Giova aggiungere che le Sezioni Unite di questa Corte, nella recente sentenza n. 29460/2019, hanno ribadito, in motivazione, l’orientamento di questo giudice di legittimità in ordine al “rilievo centrale alla valutazione comparativa tra il grado d’integrazione effettiva nel nostro paese e la situazione soggettiva e oggettiva del richiedente nel paese di origine, al fine di verificare se il rimpatrio possa determinare la privazione della titolarità dell’esercizio dei diritti umani, al di sotto del nucleo ineliminabile e costitutivo della dignità personale”, rilevando che “non può, peraltro, essere riconosciuto al cittadino straniero il diritto al permesso di soggiorno per motivi umanitari considerando, isolatamente e astrattamente, il suo livello di integrazione in Italia, nè il diritto può essere affermato in considerazione del contesto di generale e non specifica compromissione dei diritti umani accertato in relazione al paese di provenienza (Cass. 28 giugno 2018, n. 17072)”, in quanto, “si prenderebbe altrimenti in considerazione non già la situazione particolare del singolo soggetto, ma piuttosto quella del suo paese di origine, in termini del tutto generali ed astratti, di per sè inidonea al riconoscimento della protezione umanitaria”.

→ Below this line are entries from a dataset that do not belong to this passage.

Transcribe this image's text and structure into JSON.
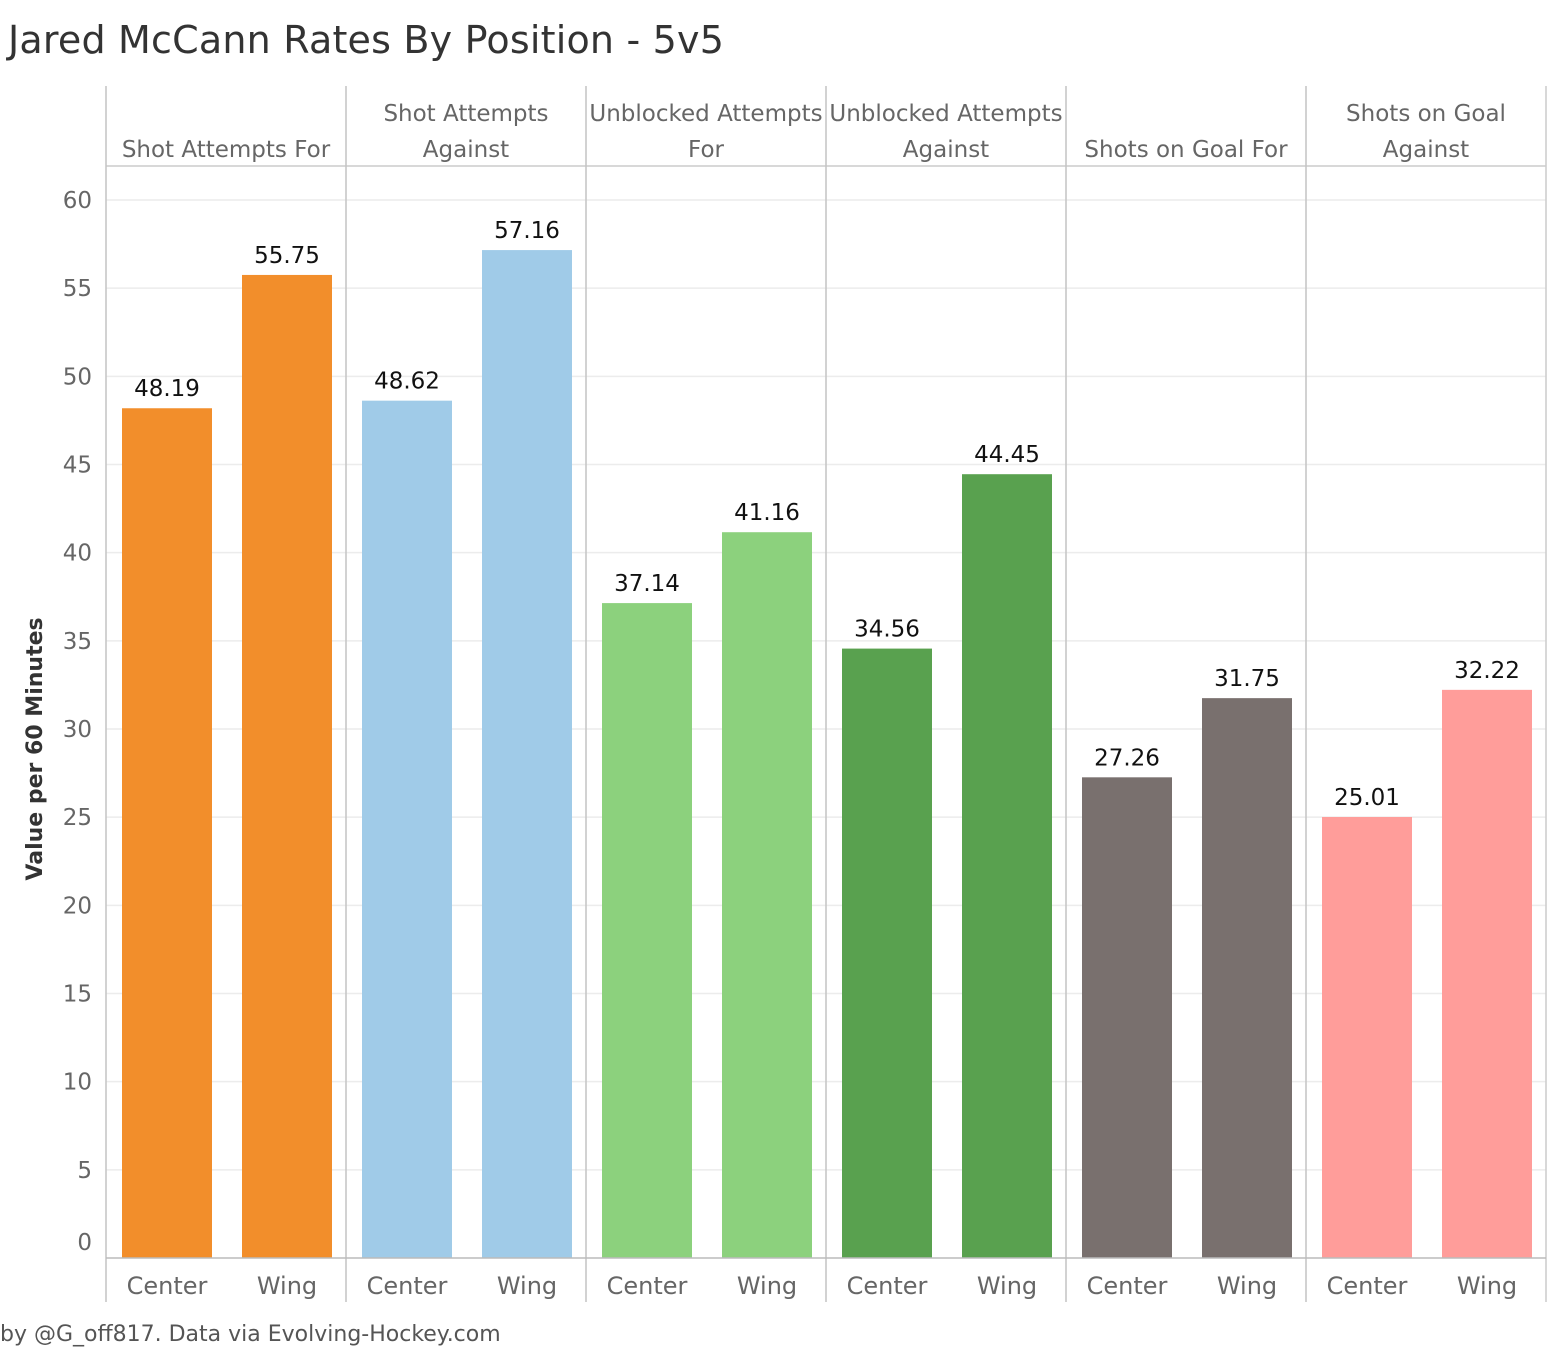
{
  "title": "Jared McCann Rates By Position - 5v5",
  "footer": "by @G_off817. Data via Evolving-Hockey.com",
  "chart_data": {
    "type": "bar",
    "title": "Jared McCann Rates By Position - 5v5",
    "ylabel": "Value per 60 Minutes",
    "xlabel": "",
    "ylim": [
      0,
      60
    ],
    "yticks": [
      0,
      5,
      10,
      15,
      20,
      25,
      30,
      35,
      40,
      45,
      50,
      55,
      60
    ],
    "grid": true,
    "categories": [
      "Center",
      "Wing"
    ],
    "panels": [
      {
        "header": [
          "Shot Attempts For"
        ],
        "color": "#F28E2B",
        "values": [
          48.19,
          55.75
        ],
        "labels": [
          "48.19",
          "55.75"
        ]
      },
      {
        "header": [
          "Shot Attempts",
          "Against"
        ],
        "color": "#A0CBE8",
        "values": [
          48.62,
          57.16
        ],
        "labels": [
          "48.62",
          "57.16"
        ]
      },
      {
        "header": [
          "Unblocked Attempts",
          "For"
        ],
        "color": "#8CD17D",
        "values": [
          37.14,
          41.16
        ],
        "labels": [
          "37.14",
          "41.16"
        ]
      },
      {
        "header": [
          "Unblocked Attempts",
          "Against"
        ],
        "color": "#59A14F",
        "values": [
          34.56,
          44.45
        ],
        "labels": [
          "34.56",
          "44.45"
        ]
      },
      {
        "header": [
          "Shots on Goal For"
        ],
        "color": "#79706E",
        "values": [
          27.26,
          31.75
        ],
        "labels": [
          "27.26",
          "31.75"
        ]
      },
      {
        "header": [
          "Shots on Goal",
          "Against"
        ],
        "color": "#FF9D9A",
        "values": [
          25.01,
          32.22
        ],
        "labels": [
          "25.01",
          "32.22"
        ]
      }
    ]
  }
}
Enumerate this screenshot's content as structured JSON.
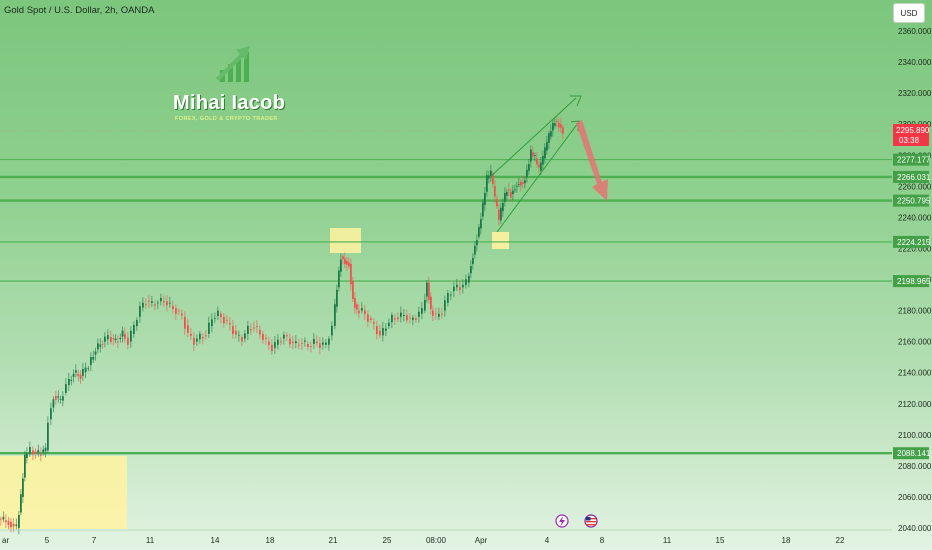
{
  "header": {
    "title": "Gold Spot / U.S. Dollar, 2h, OANDA",
    "currency_button": "USD"
  },
  "logo": {
    "name": "Mihai Iacob",
    "tagline": "FOREX, GOLD & CRYPTO TRADER",
    "icon": "growth-arrow-chart-icon"
  },
  "price_axis": {
    "ticks": [
      "2360.000",
      "2340.000",
      "2320.000",
      "2300.000",
      "2280.000",
      "2260.000",
      "2240.000",
      "2220.000",
      "2200.000",
      "2180.000",
      "2160.000",
      "2140.000",
      "2120.000",
      "2100.000",
      "2080.000",
      "2060.000",
      "2040.000"
    ]
  },
  "time_axis": {
    "labels": [
      "ar",
      "5",
      "7",
      "11",
      "14",
      "18",
      "21",
      "25",
      "08:00",
      "Apr",
      "4",
      "8",
      "11",
      "15",
      "18",
      "22"
    ]
  },
  "current_price": {
    "value": "2295.890",
    "countdown": "03:38",
    "color": "#f23645"
  },
  "levels": [
    {
      "label": "2277.177",
      "price": 2277.177
    },
    {
      "label": "2266.031",
      "price": 2266.031
    },
    {
      "label": "2250.795",
      "price": 2250.795
    },
    {
      "label": "2224.215",
      "price": 2224.215
    },
    {
      "label": "2198.965",
      "price": 2198.965
    },
    {
      "label": "2088.141",
      "price": 2088.141
    }
  ],
  "colors": {
    "level_line": "#4caf50",
    "level_badge": "#43a047",
    "candle_up": "#1a7a4a",
    "candle_down": "#ef5350",
    "highlight": "#fff3a0",
    "forecast_arrow": "#e57373"
  },
  "event_icons": [
    "lightning-icon",
    "us-flag-icon"
  ],
  "chart_data": {
    "type": "candlestick",
    "symbol": "Gold Spot / U.S. Dollar",
    "timeframe": "2h",
    "ylim": [
      2035,
      2370
    ],
    "horizontal_levels": [
      2277.177,
      2266.031,
      2250.795,
      2224.215,
      2198.965,
      2088.141
    ],
    "last_price": 2295.89,
    "annotations": [
      "ascending channel",
      "bearish forecast arrow toward 2250.795"
    ]
  }
}
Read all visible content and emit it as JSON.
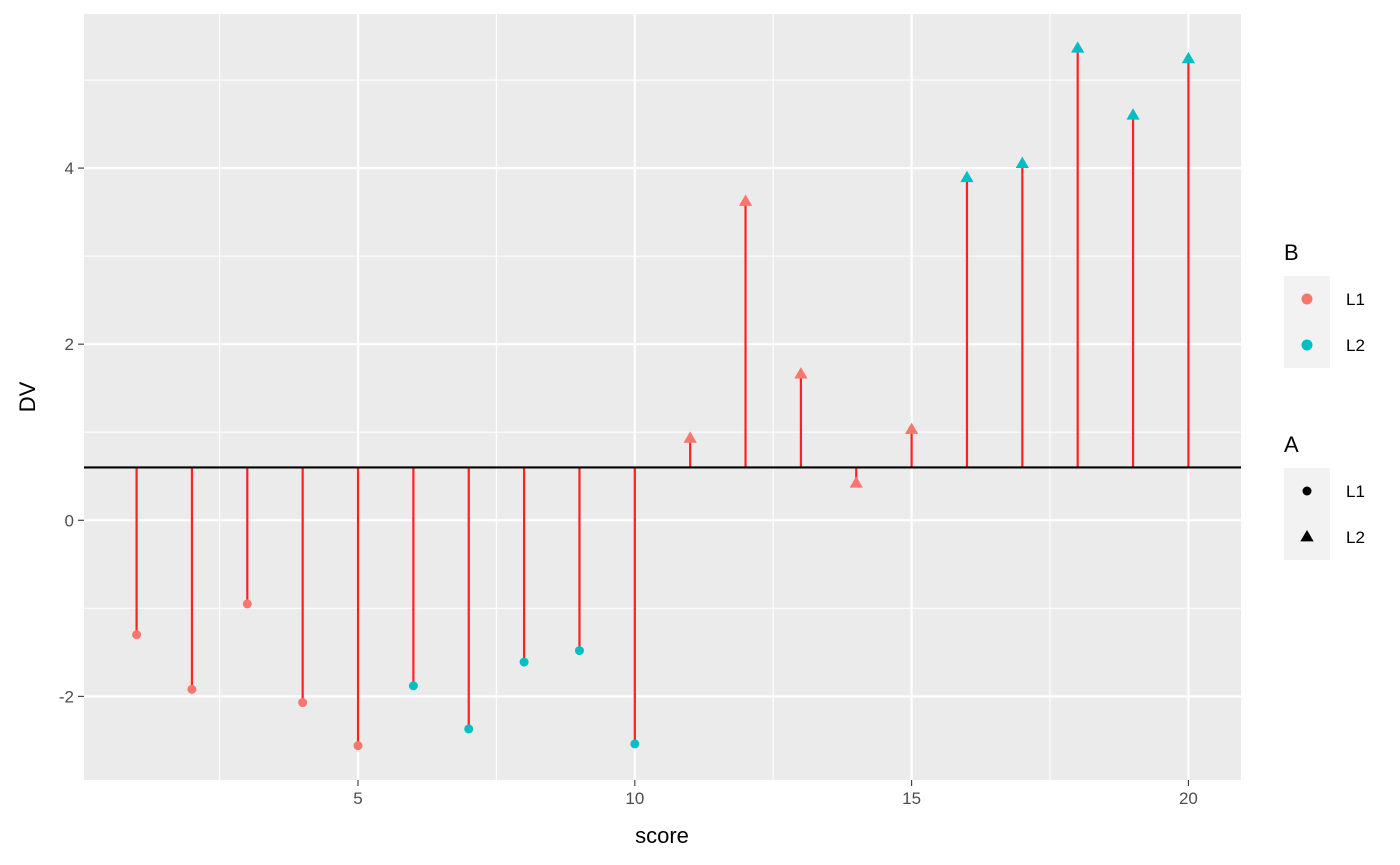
{
  "chart_data": {
    "type": "scatter",
    "title": "",
    "xlabel": "score",
    "ylabel": "DV",
    "xlim": [
      0.05,
      20.95
    ],
    "ylim": [
      -2.95,
      5.75
    ],
    "x_ticks": [
      5,
      10,
      15,
      20
    ],
    "y_ticks": [
      -2,
      0,
      2,
      4
    ],
    "x_tick_labels": [
      "5",
      "10",
      "15",
      "20"
    ],
    "y_tick_labels": [
      "-2",
      "0",
      "2",
      "4"
    ],
    "reference_line": 0.6,
    "grid": true,
    "legend_position": "right",
    "colors": {
      "panel": "#EBEBEB",
      "grid": "#FFFFFF",
      "segment": "#FF2020",
      "hline": "#000000",
      "L1": "#F8766D",
      "L2": "#00BFC4"
    },
    "points": [
      {
        "x": 1,
        "y": -1.3,
        "A": "L1",
        "B": "L1"
      },
      {
        "x": 2,
        "y": -1.92,
        "A": "L1",
        "B": "L1"
      },
      {
        "x": 3,
        "y": -0.95,
        "A": "L1",
        "B": "L1"
      },
      {
        "x": 4,
        "y": -2.07,
        "A": "L1",
        "B": "L1"
      },
      {
        "x": 5,
        "y": -2.56,
        "A": "L1",
        "B": "L1"
      },
      {
        "x": 6,
        "y": -1.88,
        "A": "L1",
        "B": "L2"
      },
      {
        "x": 7,
        "y": -2.37,
        "A": "L1",
        "B": "L2"
      },
      {
        "x": 8,
        "y": -1.61,
        "A": "L1",
        "B": "L2"
      },
      {
        "x": 9,
        "y": -1.48,
        "A": "L1",
        "B": "L2"
      },
      {
        "x": 10,
        "y": -2.54,
        "A": "L1",
        "B": "L2"
      },
      {
        "x": 11,
        "y": 0.93,
        "A": "L2",
        "B": "L1"
      },
      {
        "x": 12,
        "y": 3.62,
        "A": "L2",
        "B": "L1"
      },
      {
        "x": 13,
        "y": 1.66,
        "A": "L2",
        "B": "L1"
      },
      {
        "x": 14,
        "y": 0.42,
        "A": "L2",
        "B": "L1"
      },
      {
        "x": 15,
        "y": 1.03,
        "A": "L2",
        "B": "L1"
      },
      {
        "x": 16,
        "y": 3.89,
        "A": "L2",
        "B": "L2"
      },
      {
        "x": 17,
        "y": 4.05,
        "A": "L2",
        "B": "L2"
      },
      {
        "x": 18,
        "y": 5.36,
        "A": "L2",
        "B": "L2"
      },
      {
        "x": 19,
        "y": 4.6,
        "A": "L2",
        "B": "L2"
      },
      {
        "x": 20,
        "y": 5.24,
        "A": "L2",
        "B": "L2"
      }
    ],
    "legends": [
      {
        "title": "B",
        "kind": "color",
        "entries": [
          {
            "label": "L1",
            "color": "#F8766D"
          },
          {
            "label": "L2",
            "color": "#00BFC4"
          }
        ]
      },
      {
        "title": "A",
        "kind": "shape",
        "entries": [
          {
            "label": "L1",
            "shape": "circle"
          },
          {
            "label": "L2",
            "shape": "triangle"
          }
        ]
      }
    ]
  }
}
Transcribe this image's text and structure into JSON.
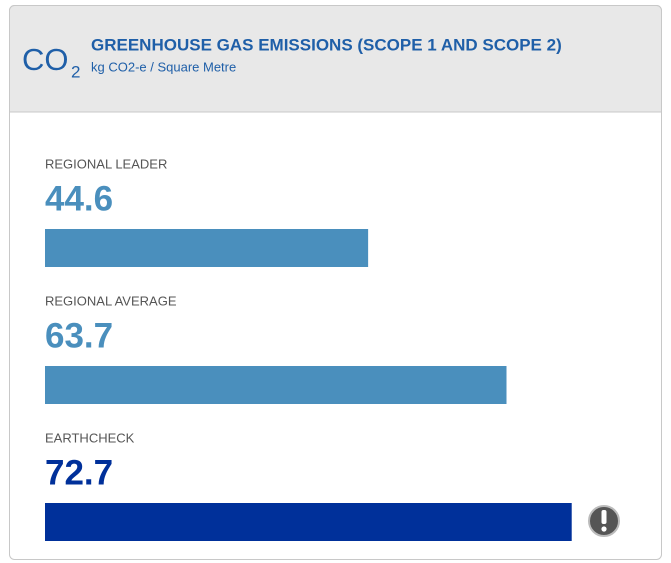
{
  "chart_data": {
    "type": "bar",
    "orientation": "horizontal",
    "icon": "CO",
    "icon_subscript": "2",
    "title": "GREENHOUSE GAS EMISSIONS (SCOPE 1 AND SCOPE 2)",
    "subtitle": "kg CO2-e / Square Metre",
    "categories": [
      "REGIONAL LEADER",
      "REGIONAL AVERAGE",
      "EARTHCHECK"
    ],
    "values": [
      44.6,
      63.7,
      72.7
    ],
    "colors": [
      "#4a8fbd",
      "#4a8fbd",
      "#00309a"
    ]
  }
}
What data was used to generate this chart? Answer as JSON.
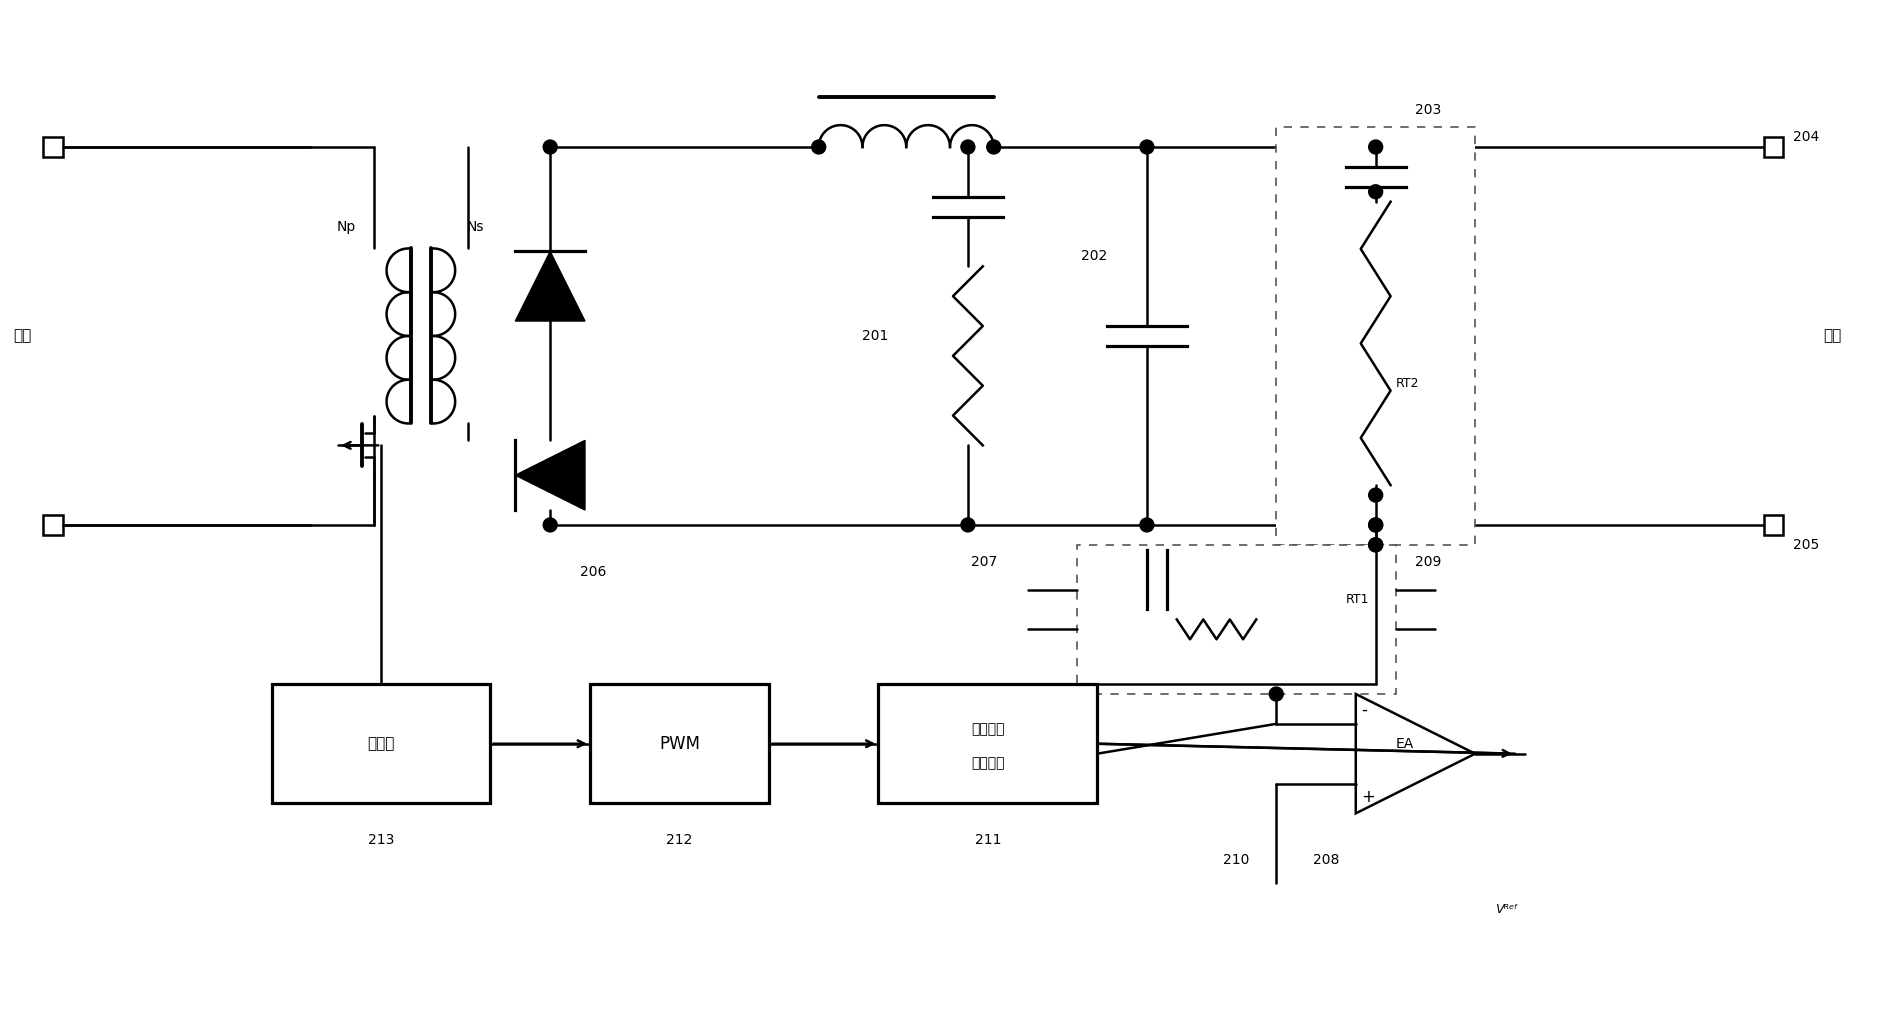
{
  "bg_color": "#ffffff",
  "line_color": "#000000",
  "lw": 1.8,
  "fig_width": 18.96,
  "fig_height": 10.25,
  "labels": {
    "input": "输入",
    "output": "输出",
    "Np": "Np",
    "Ns": "Ns",
    "RT2": "RT2",
    "RT1": "RT1",
    "EA": "EA",
    "PWM": "PWM",
    "driver": "驱动器",
    "iso_line1": "隔离传输",
    "iso_line2": "（放大）",
    "Vref": "Vᴿᵉᶠ",
    "n201": "201",
    "n202": "202",
    "n203": "203",
    "n204": "204",
    "n205": "205",
    "n206": "206",
    "n207": "207",
    "n208": "208",
    "n209": "209",
    "n210": "210",
    "n211": "211",
    "n212": "212",
    "n213": "213"
  }
}
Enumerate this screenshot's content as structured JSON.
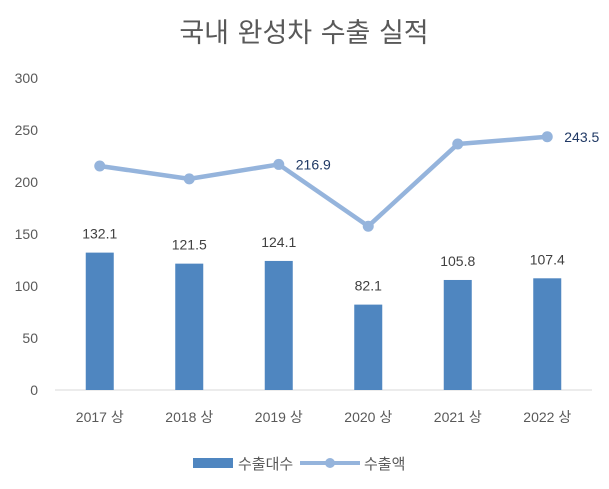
{
  "chart_data": {
    "type": "bar+line",
    "title": "국내 완성차 수출 실적",
    "categories": [
      "2017 상",
      "2018 상",
      "2019 상",
      "2020 상",
      "2021 상",
      "2022 상"
    ],
    "series": [
      {
        "name": "수출대수",
        "type": "bar",
        "color": "#4f86c0",
        "values": [
          132.1,
          121.5,
          124.1,
          82.1,
          105.8,
          107.4
        ],
        "labels": [
          "132.1",
          "121.5",
          "124.1",
          "82.1",
          "105.8",
          "107.4"
        ]
      },
      {
        "name": "수출액",
        "type": "line",
        "color": "#95b4dc",
        "values": [
          215.4,
          203.0,
          216.9,
          157.5,
          236.5,
          243.5
        ],
        "labels": [
          null,
          null,
          "216.9",
          null,
          null,
          "243.5"
        ]
      }
    ],
    "yticks": [
      "0",
      "50",
      "100",
      "150",
      "200",
      "250",
      "300"
    ],
    "ylim": [
      0,
      300
    ],
    "grid": false,
    "legend": "bottom"
  }
}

4. Il ricorso è rigettato.

5. Ai sensi del D.P.R. n. 115 del 2002, art. 13, comma 1 quater, si dà atto della sussistenza dei presupposti processuali per il versamento da parte del ricorrente principale di un ulteriore importo a titolo di contributo unificato pari a quello previsto per il ricorso principale a norma dello stesso art. 13, comma 1 bis se dovuto.

PQM

La Corte rigetta il ricorso;

ai sensi del D.P.R. n. 115 del 2002, art. 13, comma 1 quater, si dà atto della sussistenza dei presupposti processuali per il versamento da parte del ricorrente principale di un ulteriore importo a titolo di contributo unificato pari a quello previsto per il ricorso principale a norma dello stesso art. 13, comma 1 bis se dovuto.

Così deciso in Roma, nella camera di consiglio della Sezione Seconda civile, il 21 febbraio 2020.